A população pobre urbana carioca vive mais um grande ataque perpetuado pelo Estado e suas esferas de governo. Políticas públicas como o Choque de Ordem, a “revitalização” da zona portuária, as UPPs e o programa Minha Casa Minha Vida, conjuntamente, acabam agravando a periferização da pobreza e beneficiam diretamente grandes construtoras e os especuladores imobiliários. Na Zona Portuária (local de grande tradição para a população pobre carioca), a pseudo-revitalização não esconde o seu principal objetivo: substituir a população pobre por uma população de classe média. Além dos despejos ilegais e da expulsão branca (já que, aumentando o custo de vida, fica difícil permanecer na região), o pobre urbano, principalmente o camelô, é perseguido como se fosse um ladrão por uma Guarda Municipal que é cada dia mais covarde, violenta e criminosa. O Estado não hesita em incluir os camelôs em suas estatísticas na categoria de empregados, mas rouba e espanca o trabalhador com um discurso de criminalização do trabalho informal. Como podemos aceitar políticas públicas que expulsam o pobre da sua moradia e retiram o seu único meio de sobrevivência? Fica claro que a Prefeitura deseja sufocar o trabalhador pobre que reside no Centro e empurrá-lo para a periferia. E em contrapartida? A Prefeitura promete uma casa no fim do mundo com o programa Minha Casa Minha Vida – bem longe de todos os serviços dos quais precisamos (saúde, trabalho, transporte, educação, lazer...). Ou então, oferece um aluguel social de 400 reais – que, além de não sustentar nenhuma moradia próxima ao Centro, é suspenso pela Prefeitura quando ela bem entende.
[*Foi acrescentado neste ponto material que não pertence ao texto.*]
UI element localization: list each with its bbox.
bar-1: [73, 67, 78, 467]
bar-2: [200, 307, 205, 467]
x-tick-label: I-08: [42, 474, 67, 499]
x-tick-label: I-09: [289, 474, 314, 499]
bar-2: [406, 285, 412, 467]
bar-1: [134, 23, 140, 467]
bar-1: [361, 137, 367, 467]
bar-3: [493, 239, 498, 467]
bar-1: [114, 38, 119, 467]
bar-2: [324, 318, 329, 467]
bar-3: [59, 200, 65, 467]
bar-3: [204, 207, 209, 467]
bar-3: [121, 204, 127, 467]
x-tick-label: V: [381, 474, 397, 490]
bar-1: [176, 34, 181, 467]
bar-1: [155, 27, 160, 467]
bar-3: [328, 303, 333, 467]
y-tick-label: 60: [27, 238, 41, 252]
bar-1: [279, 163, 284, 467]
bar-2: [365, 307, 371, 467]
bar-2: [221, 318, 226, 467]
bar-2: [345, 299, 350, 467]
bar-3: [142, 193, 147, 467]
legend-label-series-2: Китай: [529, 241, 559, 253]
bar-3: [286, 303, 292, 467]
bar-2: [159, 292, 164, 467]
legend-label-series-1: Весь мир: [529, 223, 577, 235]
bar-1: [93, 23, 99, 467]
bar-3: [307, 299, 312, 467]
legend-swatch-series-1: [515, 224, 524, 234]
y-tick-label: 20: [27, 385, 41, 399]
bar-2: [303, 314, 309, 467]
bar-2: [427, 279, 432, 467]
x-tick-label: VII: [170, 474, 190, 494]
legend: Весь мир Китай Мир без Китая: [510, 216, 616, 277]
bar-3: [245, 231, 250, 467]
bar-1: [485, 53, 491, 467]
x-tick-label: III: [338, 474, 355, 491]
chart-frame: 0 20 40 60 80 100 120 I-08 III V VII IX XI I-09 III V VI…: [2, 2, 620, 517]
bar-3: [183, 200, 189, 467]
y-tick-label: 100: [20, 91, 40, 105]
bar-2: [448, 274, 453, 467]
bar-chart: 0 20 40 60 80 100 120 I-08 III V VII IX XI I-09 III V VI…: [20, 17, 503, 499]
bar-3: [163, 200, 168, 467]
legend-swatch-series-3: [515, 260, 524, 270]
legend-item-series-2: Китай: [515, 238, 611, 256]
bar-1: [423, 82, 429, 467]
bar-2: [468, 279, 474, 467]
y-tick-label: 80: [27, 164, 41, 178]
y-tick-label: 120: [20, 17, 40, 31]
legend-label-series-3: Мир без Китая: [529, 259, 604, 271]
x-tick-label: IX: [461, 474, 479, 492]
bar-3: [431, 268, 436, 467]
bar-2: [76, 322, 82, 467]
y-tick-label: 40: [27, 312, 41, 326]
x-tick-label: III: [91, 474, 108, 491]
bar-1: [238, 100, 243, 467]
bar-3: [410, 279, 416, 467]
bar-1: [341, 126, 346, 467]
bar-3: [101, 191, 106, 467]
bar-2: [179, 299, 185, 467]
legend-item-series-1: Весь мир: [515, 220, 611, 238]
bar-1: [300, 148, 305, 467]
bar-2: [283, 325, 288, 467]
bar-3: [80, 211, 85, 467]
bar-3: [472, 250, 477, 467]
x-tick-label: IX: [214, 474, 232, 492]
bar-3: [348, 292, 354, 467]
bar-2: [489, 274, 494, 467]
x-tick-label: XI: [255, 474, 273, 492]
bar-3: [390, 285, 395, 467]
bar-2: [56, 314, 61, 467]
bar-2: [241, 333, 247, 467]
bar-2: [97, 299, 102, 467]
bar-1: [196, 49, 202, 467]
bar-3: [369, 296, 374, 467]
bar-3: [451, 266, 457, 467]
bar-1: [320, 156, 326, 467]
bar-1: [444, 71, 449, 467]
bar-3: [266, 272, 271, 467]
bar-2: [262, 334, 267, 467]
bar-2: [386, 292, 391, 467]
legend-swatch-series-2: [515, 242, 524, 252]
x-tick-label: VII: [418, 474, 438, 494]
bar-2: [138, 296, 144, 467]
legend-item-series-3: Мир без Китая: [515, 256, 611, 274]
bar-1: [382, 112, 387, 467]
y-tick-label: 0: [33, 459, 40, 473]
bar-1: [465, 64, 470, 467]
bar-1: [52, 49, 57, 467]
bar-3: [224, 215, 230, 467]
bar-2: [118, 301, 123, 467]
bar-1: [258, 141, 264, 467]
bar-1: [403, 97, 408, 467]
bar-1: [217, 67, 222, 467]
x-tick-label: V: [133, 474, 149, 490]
Queremos moradia porque é um direito garantido pela Constituição! E dizemos que ela precisa ser no Centro porque trabalhamos aqui. Mas também porque é aqui que estão as melhores escolas públicas, os melhores hospitais, creches, teatros, centros culturais e bibliotecas. Afinal de contas, não é só a moradia que é um direito constitucional, mas também a saúde, a educação, a cultura e o trabalho. Além disso, segundo o IPP (Instituto Pereira Passos), na Zona Portuária, 1 em cada 4 imóveis está vago. E, se não bastasse, reconhece que grande parte desses imóveis são públicos! Portanto, não queremos aluguel social: ele não resolve o problema da moradia. E não queremos casas longe do nosso trabalho: queremos qualidade de vida, acesso à cultura, à educação e à saúde também. Temos o direito de ter acesso à cidade que ajudamos a construir!

Por isso, hoje, dia 1 de novembro nós ocupamos este prédio que há décadas se encontrava abandonado, deixado de lado, “sem vida”. Ocupamos porque a verdadeira revitalização será feita por nós! Nós, trabalhadores e trabalhadoras, cansados de tanta opressão, nos organizamos há meses para hoje nos juntarmos a outras tantas vozes e dizermos: Basta! Se o Estado não cumpre a lei, nós a faremos cumprir, pois somos nós que tivemos nossos direitos usurpados, nós que sofremos com a violência diária e nós que construímos e continuamos a construir essa cidade. Cidade esta que por trás de uma máscara “maravilhosa” esconde o rosto e as marcas da pobreza e da violência. As soluções do poder público não nos servem, já que continuamos sendo tratados com todo o desprezo, como criminosos, como um lixo humano.

Cansamos de esperar o poder público agir! Cansamos de ver o governo trair a população para beneficiar os verdadeiros criminosos e especuladores! Ocupamos para mostrar que dos nossos olhos não rolam só as lágrimas de desespero pela injustiça que sentimos na pele todos os dias. Com nossos olhos também vemos que, se é com nossas mãos que a cidade conta para crescer, é com elas também que vamos contar para construir juntos as soluções para nossos problemas. Os direitos de todos também são nossos. Se não nos dão, só nos resta tomá-los.